Value Add through Technology
Marketplaces that leverage technology to add significant value can expect to do well. A prime example is Zillow, which provides the now famous “Zestimate” for each home in the US using data that was previously held in proprietary databases. If you are traveling looking for homes, it leverages GPS to give you the Zestimate of the home you may be looking at. Similarly, Uber leverages GPS technology to give you an accurate sense of how many cars are near you and how much time it will take for a car to pick you up. Once you hailed a ride, you can view the progress of the car on your map in real time.

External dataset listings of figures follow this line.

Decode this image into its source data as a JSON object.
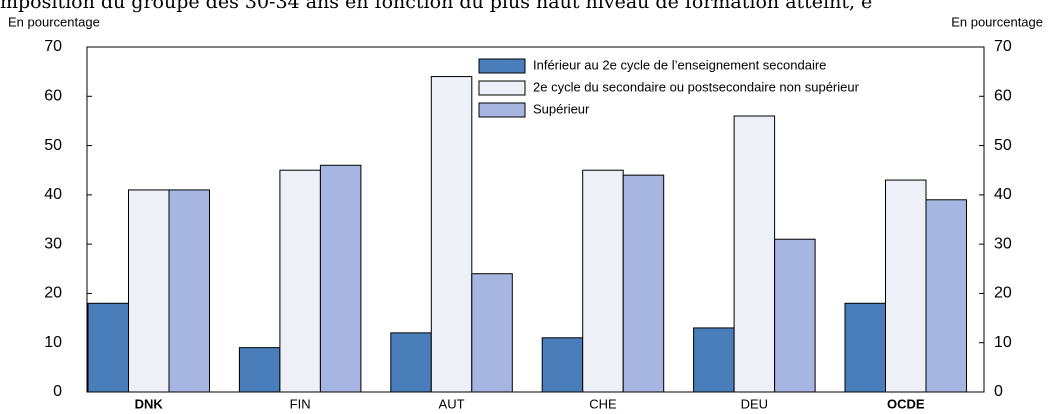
{
  "chart_data": {
    "type": "bar",
    "title": "mposition du groupe des 30-34 ans en fonction du plus haut niveau de formation atteint, e",
    "y_label": "En pourcentage",
    "y2_label": "En pourcentage",
    "categories": [
      "DNK",
      "FIN",
      "AUT",
      "CHE",
      "DEU",
      "OCDE"
    ],
    "bold_categories": [
      true,
      false,
      false,
      false,
      false,
      true
    ],
    "series": [
      {
        "name": "Inférieur au 2e cycle de l’enseignement secondaire",
        "color": "#4a7ebb",
        "values": [
          18,
          9,
          12,
          11,
          13,
          18
        ]
      },
      {
        "name": "2e cycle du secondaire ou postsecondaire non supérieur",
        "color": "#eef0f8",
        "values": [
          41,
          45,
          64,
          45,
          56,
          43
        ]
      },
      {
        "name": "Supérieur",
        "color": "#a6b6e0",
        "values": [
          41,
          46,
          24,
          44,
          31,
          39
        ]
      }
    ],
    "ylim": [
      0,
      70
    ],
    "yticks": [
      0,
      10,
      20,
      30,
      40,
      50,
      60,
      70
    ],
    "y2lim": [
      0,
      70
    ],
    "y2ticks": [
      0,
      10,
      20,
      30,
      40,
      50,
      60,
      70
    ]
  }
}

Marketplaces that expand the TAM (Total Available Market) are likely to grow into much bigger market opportunities. Uber is a perfect example of this phenomenon. It not only disrupted the taxi industry, it also vastly expanded the market with its lower pricing and ubiquity of drivers. As more drivers enter the supply chain, more consumers are attracted to the solution allowing Uber to further lower its prices. This has created a virtuous cycle that has vastly expanded the market allowing Uber to command a $50+ billion market valuation. Similarly, eBay vastly expanded the “flea market” that existed in the physical world allowing people to sell collectibles and used goods to other users anywhere in the US and in many other countries.
Frequency of Interaction
A higher frequency of interaction is clearly better economically for a marketplace. Branding and word of mouth is significantly better for high frequency marketplaces. Yelp, Uber, DoorDash are all examples of high frequency marketplaces that have done extremely well. On the other hand, marketplaces for weddings or movers are unlikely to be economically as strong because the needs are so infrequent. In addition, if the relationship with the supplier is non-monogamous all the better. For example, if I find a dog walker to walk my dog, after I have found someone trustworthy, I don’t really need to go back to the marketplace to fulfill additional interactions.
This piece is adapted from “Winner Takes All: Case Studies in How Online Marketplaces Are Creating Modern Monopolies” by Shirish Nadkarni.